Истоки чеховской поэтики как предмета изучения восходят, таким образом, к концу XIX века. С тех давних пор к вопросам поэтики оказывается причастным едва ли не каждый исследователь независимо от того, какой специальной темой он занимается. Это и естественно. Если поэтика как наука это особый раздел литературоведения, то как художественное явление это не раздел, не область и не тема, а аспект творчества: поэтика присутствует в любом разрезе художественного целого.

Поэтика — это вход в смыслы, заложенные автором в его создания. Работы ученых формальной школы, изучавших художественную литературу под знаком: «искусство как прием», оставили, как известно, след в трактовке не только литературных приемов, но и мироощущения Пушкина, Гоголя и других художников.

Велики уроны, нанесенные в нашей стране изучению литературы внушаемыми «сверху» идеологическими оценками. Набор устоявшихся научных трюизмов (как ни парадоксально звучат эти слова), переходя из одной работы в другую, придавал официальной науке характер «просветительский». Желание «верхов» добиться от словесной «продукции» большей ясности для народа (и для себя) касалось не только художественной литературы. Сама наука должна была быть «доходчивой» для среднего читателя («серого», как неосмотрительно по другому поводу выразился драматург В. Киршон в статье «О серости» в 1937 году — и был вскоре репрессирован).

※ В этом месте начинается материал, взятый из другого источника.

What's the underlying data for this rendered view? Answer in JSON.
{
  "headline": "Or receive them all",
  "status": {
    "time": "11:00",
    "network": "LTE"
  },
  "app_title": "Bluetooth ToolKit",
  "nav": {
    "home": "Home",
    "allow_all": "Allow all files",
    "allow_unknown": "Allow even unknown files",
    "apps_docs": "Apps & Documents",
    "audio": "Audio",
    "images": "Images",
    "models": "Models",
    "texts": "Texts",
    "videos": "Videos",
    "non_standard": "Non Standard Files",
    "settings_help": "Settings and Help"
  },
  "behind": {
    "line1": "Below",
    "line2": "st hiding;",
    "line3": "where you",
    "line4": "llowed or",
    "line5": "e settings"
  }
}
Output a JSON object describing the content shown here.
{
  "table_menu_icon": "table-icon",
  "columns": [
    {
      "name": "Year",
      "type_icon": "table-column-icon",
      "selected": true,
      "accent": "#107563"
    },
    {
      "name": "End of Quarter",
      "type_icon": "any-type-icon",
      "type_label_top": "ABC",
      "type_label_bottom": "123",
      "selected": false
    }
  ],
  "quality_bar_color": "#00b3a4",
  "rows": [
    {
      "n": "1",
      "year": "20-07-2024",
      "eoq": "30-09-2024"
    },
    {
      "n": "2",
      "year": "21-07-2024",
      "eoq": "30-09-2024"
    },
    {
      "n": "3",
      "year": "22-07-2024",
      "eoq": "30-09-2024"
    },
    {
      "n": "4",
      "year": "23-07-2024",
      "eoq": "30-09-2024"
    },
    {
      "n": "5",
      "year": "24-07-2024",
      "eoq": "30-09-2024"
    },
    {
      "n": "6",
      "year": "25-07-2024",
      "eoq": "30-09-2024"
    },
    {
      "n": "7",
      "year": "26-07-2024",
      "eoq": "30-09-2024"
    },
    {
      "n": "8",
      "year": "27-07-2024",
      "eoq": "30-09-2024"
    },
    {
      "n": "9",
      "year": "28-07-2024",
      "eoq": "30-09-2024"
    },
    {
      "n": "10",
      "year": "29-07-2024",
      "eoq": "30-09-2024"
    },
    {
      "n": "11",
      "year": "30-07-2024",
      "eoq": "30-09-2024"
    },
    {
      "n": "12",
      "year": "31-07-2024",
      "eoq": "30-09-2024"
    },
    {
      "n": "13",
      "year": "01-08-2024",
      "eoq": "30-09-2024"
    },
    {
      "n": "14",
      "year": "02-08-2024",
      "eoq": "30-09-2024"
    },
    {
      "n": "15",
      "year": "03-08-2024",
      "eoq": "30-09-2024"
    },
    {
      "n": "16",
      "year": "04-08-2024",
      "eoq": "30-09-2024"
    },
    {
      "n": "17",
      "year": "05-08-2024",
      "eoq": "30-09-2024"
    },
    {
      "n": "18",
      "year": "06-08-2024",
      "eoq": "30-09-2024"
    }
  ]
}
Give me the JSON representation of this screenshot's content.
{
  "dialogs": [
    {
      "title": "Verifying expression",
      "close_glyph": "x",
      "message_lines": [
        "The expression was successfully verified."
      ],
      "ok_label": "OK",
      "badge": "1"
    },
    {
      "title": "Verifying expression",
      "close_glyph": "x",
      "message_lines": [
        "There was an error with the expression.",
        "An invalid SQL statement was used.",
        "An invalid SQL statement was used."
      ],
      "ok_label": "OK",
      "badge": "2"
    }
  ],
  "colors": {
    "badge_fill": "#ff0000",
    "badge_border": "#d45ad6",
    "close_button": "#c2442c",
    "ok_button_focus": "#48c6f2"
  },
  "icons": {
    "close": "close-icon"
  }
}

Так, почти в каждой работе о Чехове читателю 40-х — 60-х годов предлагались его слова о том, что «все мы народ», «в человеке должно быть все прекрасно», литератору «нужно жить среди народа» и др. В соседстве с известными возгласами молодых героев «Вишневого сада» и дежурными цитатами из отзывов «вождей» эти верные и прекрасные мысли превращались в штампы.

«Обзоры» или «очерки» творчества Чехова, с анализом преимущественно главнейших произведений писателя, с уклоном в их идейную, причем уже давно известную трактовку, стали едва ли не самым распространенным жанром чеховианы.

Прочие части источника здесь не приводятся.